GST means GST as that term is defined in the GST Law, and any interest, penalties, fines or expenses relating to such GST. 

 

GST Law means the A New Tax System (Goods and Services Tax) Act 1999 (Cth) and/or associated Commonwealth legislation, regulations and publicly available rulings. 

 

Intellectual Property Rights means all current and future registered and unregistered rights in respect of copyright, circuit layouts, designs, trade marks, know-how, confidential information, patents, inventions, plant breeder’s rights and discoveries and all other intellectual property as defined in article 2 of the convention establishing the World Intellectual Property Organisation 1967. 

 

Liability means any liability, debt or obligation, whether actual, contingent or prospective, present or future, qualified or unqualified or incurred jointly or severally with any other person.
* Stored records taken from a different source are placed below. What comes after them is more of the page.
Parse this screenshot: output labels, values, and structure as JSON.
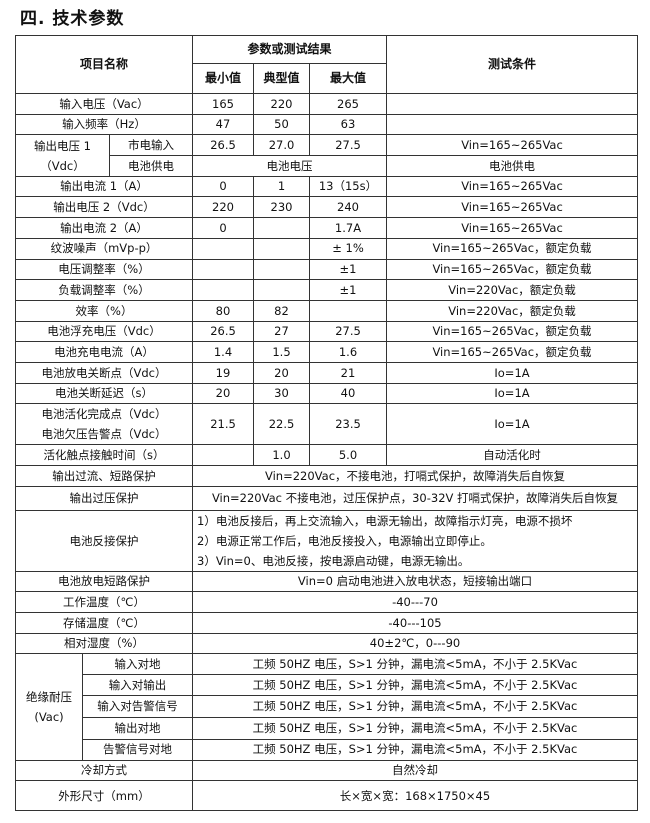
{
  "title": "四. 技术参数",
  "header": {
    "item": "项目名称",
    "result": "参数或测试结果",
    "min": "最小值",
    "typ": "典型值",
    "max": "最大值",
    "condition": "测试条件"
  },
  "rows": [
    {
      "type": "std",
      "name": "输入电压（Vac）",
      "min": "165",
      "typ": "220",
      "max": "265",
      "cond": ""
    },
    {
      "type": "std",
      "name": "输入频率（Hz）",
      "min": "47",
      "typ": "50",
      "max": "63",
      "cond": ""
    },
    {
      "type": "vout1",
      "name": "输出电压 1（Vdc）",
      "name_lines": [
        "输出电压 1",
        "（Vdc）"
      ],
      "sub": [
        {
          "label": "市电输入",
          "min": "26.5",
          "typ": "27.0",
          "max": "27.5",
          "cond": "Vin=165~265Vac"
        },
        {
          "label": "电池供电",
          "value": "电池电压",
          "cond": "电池供电"
        }
      ]
    },
    {
      "type": "std",
      "name": "输出电流 1（A）",
      "min": "0",
      "typ": "1",
      "max": "13（15s）",
      "cond": "Vin=165~265Vac"
    },
    {
      "type": "std",
      "name": "输出电压 2（Vdc）",
      "min": "220",
      "typ": "230",
      "max": "240",
      "cond": "Vin=165~265Vac"
    },
    {
      "type": "std",
      "name": "输出电流 2（A）",
      "min": "0",
      "typ": "",
      "max": "1.7A",
      "cond": "Vin=165~265Vac"
    },
    {
      "type": "std",
      "name": "纹波噪声（mVp-p）",
      "min": "",
      "typ": "",
      "max": "± 1%",
      "cond": "Vin=165~265Vac，额定负载"
    },
    {
      "type": "std",
      "name": "电压调整率（%）",
      "min": "",
      "typ": "",
      "max": "±1",
      "cond": "Vin=165~265Vac，额定负载"
    },
    {
      "type": "std",
      "name": "负载调整率（%）",
      "min": "",
      "typ": "",
      "max": "±1",
      "cond": "Vin=220Vac，额定负载"
    },
    {
      "type": "std",
      "name": "效率（%）",
      "min": "80",
      "typ": "82",
      "max": "",
      "cond": "Vin=220Vac，额定负载"
    },
    {
      "type": "std",
      "name": "电池浮充电压（Vdc）",
      "min": "26.5",
      "typ": "27",
      "max": "27.5",
      "cond": "Vin=165~265Vac，额定负载"
    },
    {
      "type": "std",
      "name": "电池充电电流（A）",
      "min": "1.4",
      "typ": "1.5",
      "max": "1.6",
      "cond": "Vin=165~265Vac，额定负载"
    },
    {
      "type": "std",
      "name": "电池放电关断点（Vdc）",
      "min": "19",
      "typ": "20",
      "max": "21",
      "cond": "Io=1A"
    },
    {
      "type": "std",
      "name": "电池关断延迟（s）",
      "min": "20",
      "typ": "30",
      "max": "40",
      "cond": "Io=1A"
    },
    {
      "type": "std2",
      "name_lines": [
        "电池活化完成点（Vdc）",
        "电池欠压告警点（Vdc）"
      ],
      "min": "21.5",
      "typ": "22.5",
      "max": "23.5",
      "cond": "Io=1A"
    },
    {
      "type": "std",
      "name": "活化触点接触时间（s）",
      "min": "",
      "typ": "1.0",
      "max": "5.0",
      "cond": "自动活化时"
    },
    {
      "type": "span",
      "name": "输出过流、短路保护",
      "value": "Vin=220Vac，不接电池，打嗝式保护，故障消失后自恢复"
    },
    {
      "type": "span",
      "name": "输出过压保护",
      "value": "Vin=220Vac 不接电池，过压保护点，30-32V 打嗝式保护，故障消失后自恢复"
    },
    {
      "type": "lines",
      "name": "电池反接保护",
      "lines": [
        "1）电池反接后，再上交流输入，电源无输出，故障指示灯亮，电源不损坏",
        "2）电源正常工作后，电池反接投入，电源输出立即停止。",
        "3）Vin=0、电池反接，按电源启动键，电源无输出。"
      ]
    },
    {
      "type": "span",
      "name": "电池放电短路保护",
      "value": "Vin=0 启动电池进入放电状态，短接输出端口"
    },
    {
      "type": "span",
      "name": "工作温度（℃）",
      "value": "-40---70"
    },
    {
      "type": "span",
      "name": "存储温度（℃）",
      "value": "-40---105"
    },
    {
      "type": "span",
      "name": "相对湿度（%）",
      "value": "40±2℃，0---90"
    },
    {
      "type": "insul",
      "name_lines": [
        "绝缘耐压",
        "(Vac)"
      ],
      "sub": [
        {
          "label": "输入对地",
          "value": "工频 50HZ 电压，S>1 分钟，漏电流<5mA，不小于 2.5KVac"
        },
        {
          "label": "输入对输出",
          "value": "工频 50HZ 电压，S>1 分钟，漏电流<5mA，不小于 2.5KVac"
        },
        {
          "label": "输入对告警信号",
          "value": "工频 50HZ 电压，S>1 分钟，漏电流<5mA，不小于 2.5KVac"
        },
        {
          "label": "输出对地",
          "value": "工频 50HZ 电压，S>1 分钟，漏电流<5mA，不小于 2.5KVac"
        },
        {
          "label": "告警信号对地",
          "value": "工频 50HZ 电压，S>1 分钟，漏电流<5mA，不小于 2.5KVac"
        }
      ]
    },
    {
      "type": "span",
      "name": "冷却方式",
      "value": "自然冷却"
    },
    {
      "type": "span",
      "name": "外形尺寸（mm）",
      "value": "长×宽×宽：168×1750×45"
    }
  ]
}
Liable has a corresponding meaning. 

 

Loss means any loss (including Consequential Loss), claims, actions, liabilities, damages, expenses, diminution in value or deficiency of any kind whether direct, indirect, consequential or otherwise. 

 

Material means property, information, software, firmware, documented methodology or process, documentation or other material in whatever form, including any reports, specifications, requirements, user manuals, notes, user guides, draft sketches, drawings and concepts, instructions, and the subject matter of any category of Intellectual Property Rights. 

 

Production Services means the crafting, manufacture, development and/or production of a Design. 

 

Product means a jewellery product created for you as a result of the Production Services. 

 

Quote means a quotation or proposal for Design Services and/or Production Services. 

 

Services means the Design Services and the Production Services. 

 

Tax Invoice means a “tax invoice” compliant with the requirements of the GST Law. 

 

Terms has the meaning given to that term in clause 1.2. 

 

11.2 Interpretation 

(a) Unless the contrary intention appears, a reference in these Terms to: 

(1) these Terms or another document includes any variation or replacement of it despite any change in the identity of the parties; 

(2) one gender includes the others; 

(3) the singular includes the plural and the plural includes the singular; 

(4) a person, partnership, corporation, trust, association, joint venture, unincorporated body, Government Body or other entity includes any other of them;
(5) an item, recital, clause, subclause, paragraph, schedule or attachment is to an item, recital, clause, subclause, paragraph of, or schedule or attachment to, these Terms and a reference to these Terms includes any schedule or attachment; 

(6) a party includes the party’s executors, administrators, successors, substitutes (including a person who becomes a party by novation) and permitted assigns; 

(7) any statute, ordinance, code or other law includes regulations and other instruments under any of them and consolidations, amendments, re-enactments or replacements of any of them; 

(8) money is to Australian dollars, unless otherwise stated; and 

(9) a time is a reference to Brisbane time unless otherwise specified. 

 

(b) The words include, including, such as, for example and similar expressions are not to be construed as words of limitation. 

 

(c) Where a word or expression is given a particular meaning, other parts of speech and grammatical forms of that word or expression have a corresponding meaning. 

 

(d) Headings and any table of contents or index are for convenience only and do not affect the interpretation of these Terms. 

 

(e) A provision of these Terms must not be construed to the disadvantage of a party merely because that party or its advisers were responsible for the preparation of these Terms or the inclusion of the provision in these Terms. 

 

11.3 Parties 

(a) If a party consists of more than one person, these Terms bind each of them separately and any two or more of them jointly. 

(b) An agreement, covenant, obligation, representation or warranty in favour of two or more persons is for the benefit of them jointly and each of them separately.

 (c) An agreement, covenant, obligation, representation or warranty on the part of two or more persons binds them jointly and each of them separately.



AG Designer Jeweller Terms of Service as of July 2018.